Patients who received the 6 mg dose of the drug also had significant decreases in nausea and vomiting in the hours and days after surgery. And because patients who were given the drug were ready to go home sooner, it follows that the drug has the potential to lower health care costs. “We did not evaluate cost effectiveness in this particular study, but showing that most patients are discharged about a day earlier would suggest that the cost savings are substantial,” Kurz said. Kurz and colleagues continue to study the drug in abdominal surgery patients, hoping to fine-tune the dosage at which the drug will work most effectively. They also hope to study its actions in patients undergoing other types of surgery.

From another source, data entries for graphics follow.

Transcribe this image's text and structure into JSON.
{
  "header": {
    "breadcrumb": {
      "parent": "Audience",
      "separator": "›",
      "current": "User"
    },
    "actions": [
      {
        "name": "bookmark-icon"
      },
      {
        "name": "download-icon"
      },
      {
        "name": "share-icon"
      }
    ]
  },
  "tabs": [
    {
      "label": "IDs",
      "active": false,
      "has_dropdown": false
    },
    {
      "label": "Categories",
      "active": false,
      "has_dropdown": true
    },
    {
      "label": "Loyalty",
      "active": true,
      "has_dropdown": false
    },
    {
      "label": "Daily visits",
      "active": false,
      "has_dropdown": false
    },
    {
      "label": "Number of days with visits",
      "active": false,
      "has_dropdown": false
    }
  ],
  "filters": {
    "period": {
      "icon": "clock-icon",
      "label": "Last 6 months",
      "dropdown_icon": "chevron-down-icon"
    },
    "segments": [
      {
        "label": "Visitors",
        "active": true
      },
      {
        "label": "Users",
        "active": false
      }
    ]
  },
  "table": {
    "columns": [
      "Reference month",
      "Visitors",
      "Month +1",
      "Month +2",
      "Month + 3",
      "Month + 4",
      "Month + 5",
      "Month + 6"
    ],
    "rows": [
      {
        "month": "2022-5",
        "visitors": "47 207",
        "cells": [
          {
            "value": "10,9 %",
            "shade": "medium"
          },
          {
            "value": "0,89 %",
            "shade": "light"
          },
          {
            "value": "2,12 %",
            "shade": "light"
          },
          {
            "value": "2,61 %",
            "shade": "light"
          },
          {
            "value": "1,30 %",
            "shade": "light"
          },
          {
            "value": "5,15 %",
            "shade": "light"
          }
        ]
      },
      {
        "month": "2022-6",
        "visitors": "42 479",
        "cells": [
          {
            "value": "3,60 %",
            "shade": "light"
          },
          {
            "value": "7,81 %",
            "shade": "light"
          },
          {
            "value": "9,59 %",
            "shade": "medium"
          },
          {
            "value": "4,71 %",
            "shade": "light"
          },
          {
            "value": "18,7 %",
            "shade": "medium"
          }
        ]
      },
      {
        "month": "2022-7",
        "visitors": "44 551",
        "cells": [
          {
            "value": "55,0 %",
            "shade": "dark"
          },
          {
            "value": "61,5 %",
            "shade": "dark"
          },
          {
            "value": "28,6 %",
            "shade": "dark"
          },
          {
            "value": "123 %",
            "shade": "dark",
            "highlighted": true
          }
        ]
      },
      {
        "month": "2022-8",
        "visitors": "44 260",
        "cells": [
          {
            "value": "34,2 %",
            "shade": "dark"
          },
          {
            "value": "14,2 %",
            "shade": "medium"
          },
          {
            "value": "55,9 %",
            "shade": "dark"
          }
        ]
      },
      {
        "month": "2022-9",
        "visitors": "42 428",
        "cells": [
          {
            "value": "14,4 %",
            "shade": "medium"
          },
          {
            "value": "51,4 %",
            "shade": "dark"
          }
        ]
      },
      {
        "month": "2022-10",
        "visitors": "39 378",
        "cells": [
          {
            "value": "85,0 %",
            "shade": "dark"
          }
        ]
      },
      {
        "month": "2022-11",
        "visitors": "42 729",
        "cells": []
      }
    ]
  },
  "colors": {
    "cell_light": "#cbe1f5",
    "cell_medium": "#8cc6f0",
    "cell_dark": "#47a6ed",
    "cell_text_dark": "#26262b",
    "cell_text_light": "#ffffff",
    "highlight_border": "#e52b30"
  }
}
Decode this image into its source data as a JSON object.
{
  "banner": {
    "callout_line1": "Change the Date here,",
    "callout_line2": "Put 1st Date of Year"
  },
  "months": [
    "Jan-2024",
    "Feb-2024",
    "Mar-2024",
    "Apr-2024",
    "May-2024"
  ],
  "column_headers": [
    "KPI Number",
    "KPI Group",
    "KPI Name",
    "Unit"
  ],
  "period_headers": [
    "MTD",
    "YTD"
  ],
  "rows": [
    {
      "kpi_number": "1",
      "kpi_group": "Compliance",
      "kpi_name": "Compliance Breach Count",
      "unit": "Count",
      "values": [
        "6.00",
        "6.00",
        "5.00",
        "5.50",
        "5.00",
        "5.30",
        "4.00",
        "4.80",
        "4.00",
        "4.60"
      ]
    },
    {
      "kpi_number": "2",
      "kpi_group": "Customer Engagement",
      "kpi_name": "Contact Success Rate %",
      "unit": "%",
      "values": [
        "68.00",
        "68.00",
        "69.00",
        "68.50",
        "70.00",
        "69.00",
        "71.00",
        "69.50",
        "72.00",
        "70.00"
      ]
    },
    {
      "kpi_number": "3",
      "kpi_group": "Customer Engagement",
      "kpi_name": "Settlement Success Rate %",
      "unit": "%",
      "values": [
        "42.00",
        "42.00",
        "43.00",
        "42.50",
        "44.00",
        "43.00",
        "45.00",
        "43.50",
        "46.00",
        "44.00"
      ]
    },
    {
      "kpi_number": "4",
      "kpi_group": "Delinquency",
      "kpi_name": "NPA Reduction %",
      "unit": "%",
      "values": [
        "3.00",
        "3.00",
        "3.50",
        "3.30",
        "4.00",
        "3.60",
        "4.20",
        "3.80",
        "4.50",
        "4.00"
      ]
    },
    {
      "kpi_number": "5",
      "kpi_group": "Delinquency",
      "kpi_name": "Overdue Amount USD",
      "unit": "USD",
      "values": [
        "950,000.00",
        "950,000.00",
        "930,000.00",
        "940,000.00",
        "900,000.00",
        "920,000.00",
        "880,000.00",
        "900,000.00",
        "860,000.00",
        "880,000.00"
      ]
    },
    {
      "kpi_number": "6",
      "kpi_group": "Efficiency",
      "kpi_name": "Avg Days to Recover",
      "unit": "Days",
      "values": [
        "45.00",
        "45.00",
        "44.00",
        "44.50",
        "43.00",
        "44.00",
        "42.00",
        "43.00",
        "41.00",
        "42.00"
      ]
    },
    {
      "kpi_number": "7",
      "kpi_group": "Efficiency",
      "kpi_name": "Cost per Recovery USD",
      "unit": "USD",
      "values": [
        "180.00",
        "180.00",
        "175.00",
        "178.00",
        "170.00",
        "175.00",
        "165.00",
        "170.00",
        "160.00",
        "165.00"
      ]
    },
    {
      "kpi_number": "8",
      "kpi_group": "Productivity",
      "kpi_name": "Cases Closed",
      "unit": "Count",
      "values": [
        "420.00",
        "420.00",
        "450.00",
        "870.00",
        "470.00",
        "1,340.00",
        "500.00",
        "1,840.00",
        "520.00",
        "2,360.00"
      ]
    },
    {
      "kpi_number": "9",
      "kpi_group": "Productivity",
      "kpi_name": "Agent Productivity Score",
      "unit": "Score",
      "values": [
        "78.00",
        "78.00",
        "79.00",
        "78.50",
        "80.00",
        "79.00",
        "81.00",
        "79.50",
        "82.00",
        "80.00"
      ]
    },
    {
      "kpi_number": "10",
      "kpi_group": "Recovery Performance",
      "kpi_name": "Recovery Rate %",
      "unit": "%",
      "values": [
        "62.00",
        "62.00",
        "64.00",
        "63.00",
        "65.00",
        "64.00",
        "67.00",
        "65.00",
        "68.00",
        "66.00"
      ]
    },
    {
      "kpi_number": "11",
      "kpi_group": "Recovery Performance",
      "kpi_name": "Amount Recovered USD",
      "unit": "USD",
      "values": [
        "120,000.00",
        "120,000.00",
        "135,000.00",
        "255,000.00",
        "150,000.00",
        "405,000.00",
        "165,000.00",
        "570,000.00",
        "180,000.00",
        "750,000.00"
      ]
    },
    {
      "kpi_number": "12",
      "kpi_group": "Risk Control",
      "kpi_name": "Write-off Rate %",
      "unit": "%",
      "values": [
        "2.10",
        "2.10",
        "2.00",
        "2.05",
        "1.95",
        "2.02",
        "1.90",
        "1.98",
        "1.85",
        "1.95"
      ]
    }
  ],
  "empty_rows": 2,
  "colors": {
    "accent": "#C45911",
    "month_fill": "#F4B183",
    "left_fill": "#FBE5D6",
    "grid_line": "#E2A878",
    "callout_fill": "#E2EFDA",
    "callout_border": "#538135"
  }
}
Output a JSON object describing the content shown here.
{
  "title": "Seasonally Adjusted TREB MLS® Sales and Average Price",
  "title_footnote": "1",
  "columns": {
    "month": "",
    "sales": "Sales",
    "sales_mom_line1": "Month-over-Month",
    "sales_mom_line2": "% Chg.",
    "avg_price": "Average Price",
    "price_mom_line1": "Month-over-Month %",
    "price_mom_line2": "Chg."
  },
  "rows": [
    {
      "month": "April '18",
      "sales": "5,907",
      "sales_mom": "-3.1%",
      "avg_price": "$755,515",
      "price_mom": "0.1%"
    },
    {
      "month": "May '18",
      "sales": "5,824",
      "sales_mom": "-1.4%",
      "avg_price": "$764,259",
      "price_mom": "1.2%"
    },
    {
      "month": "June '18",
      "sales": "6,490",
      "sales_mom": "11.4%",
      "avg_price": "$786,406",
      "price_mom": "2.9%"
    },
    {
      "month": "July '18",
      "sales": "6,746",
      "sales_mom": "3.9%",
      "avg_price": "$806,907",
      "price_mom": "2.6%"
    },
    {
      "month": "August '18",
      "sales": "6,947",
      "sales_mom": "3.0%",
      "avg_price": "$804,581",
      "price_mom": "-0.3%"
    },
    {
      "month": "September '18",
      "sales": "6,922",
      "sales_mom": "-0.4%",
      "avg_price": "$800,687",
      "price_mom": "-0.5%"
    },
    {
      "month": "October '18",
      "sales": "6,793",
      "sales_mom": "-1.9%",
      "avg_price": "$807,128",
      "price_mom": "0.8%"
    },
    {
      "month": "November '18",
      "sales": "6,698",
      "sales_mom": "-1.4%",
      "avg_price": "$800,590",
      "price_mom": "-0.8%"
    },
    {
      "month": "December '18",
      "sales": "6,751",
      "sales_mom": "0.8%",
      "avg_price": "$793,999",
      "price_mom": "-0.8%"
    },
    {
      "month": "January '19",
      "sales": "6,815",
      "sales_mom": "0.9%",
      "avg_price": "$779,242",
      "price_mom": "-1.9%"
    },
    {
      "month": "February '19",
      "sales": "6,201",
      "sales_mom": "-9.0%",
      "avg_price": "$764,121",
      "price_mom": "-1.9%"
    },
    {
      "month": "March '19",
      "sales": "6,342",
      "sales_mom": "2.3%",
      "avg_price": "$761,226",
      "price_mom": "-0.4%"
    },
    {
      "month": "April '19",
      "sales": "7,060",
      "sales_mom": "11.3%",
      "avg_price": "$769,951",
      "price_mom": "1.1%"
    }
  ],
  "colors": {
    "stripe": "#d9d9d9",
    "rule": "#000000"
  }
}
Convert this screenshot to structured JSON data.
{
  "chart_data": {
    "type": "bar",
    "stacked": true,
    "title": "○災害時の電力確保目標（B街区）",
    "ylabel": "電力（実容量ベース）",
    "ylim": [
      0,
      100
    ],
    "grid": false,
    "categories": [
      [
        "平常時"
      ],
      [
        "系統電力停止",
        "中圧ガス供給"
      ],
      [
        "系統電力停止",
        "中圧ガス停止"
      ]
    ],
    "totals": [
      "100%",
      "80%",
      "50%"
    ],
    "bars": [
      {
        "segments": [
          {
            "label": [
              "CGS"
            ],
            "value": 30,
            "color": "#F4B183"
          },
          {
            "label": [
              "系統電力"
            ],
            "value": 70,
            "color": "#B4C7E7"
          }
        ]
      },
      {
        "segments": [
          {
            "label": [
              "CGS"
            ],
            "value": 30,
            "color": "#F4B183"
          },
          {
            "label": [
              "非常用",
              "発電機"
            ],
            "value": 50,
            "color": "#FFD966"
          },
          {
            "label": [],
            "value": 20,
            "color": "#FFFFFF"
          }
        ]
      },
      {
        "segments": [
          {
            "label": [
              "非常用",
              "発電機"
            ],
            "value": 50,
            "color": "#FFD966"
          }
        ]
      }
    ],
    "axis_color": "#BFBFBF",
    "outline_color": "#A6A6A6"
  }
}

Akiko Taguchi, et. al., "Selective Postoperative Inhibition of Gastrointestinal Opioid Receptors," New England Journal of Medicine, vol. 345(13), 935-940, Sept. 27, 2001.

This research was supported by grants from the Adolor Corporation, the Joseph Drown Foundation, the Commonwealth of Kentucky Research Challenge Trust Fund and the National Institutes of Health.

The full-time and volunteer faculty of Washington University School of Medicine are the physicians and surgeons of Barnes-Jewish and St. Louis Children's hospitals. The School of Medicine is one of the leading medical research, teaching and patient care institutions in the nation. Through its affiliations with Barnes-Jewish and St. Louis Children's hospitals, the School of Medicine is linked to BJC HealthCare.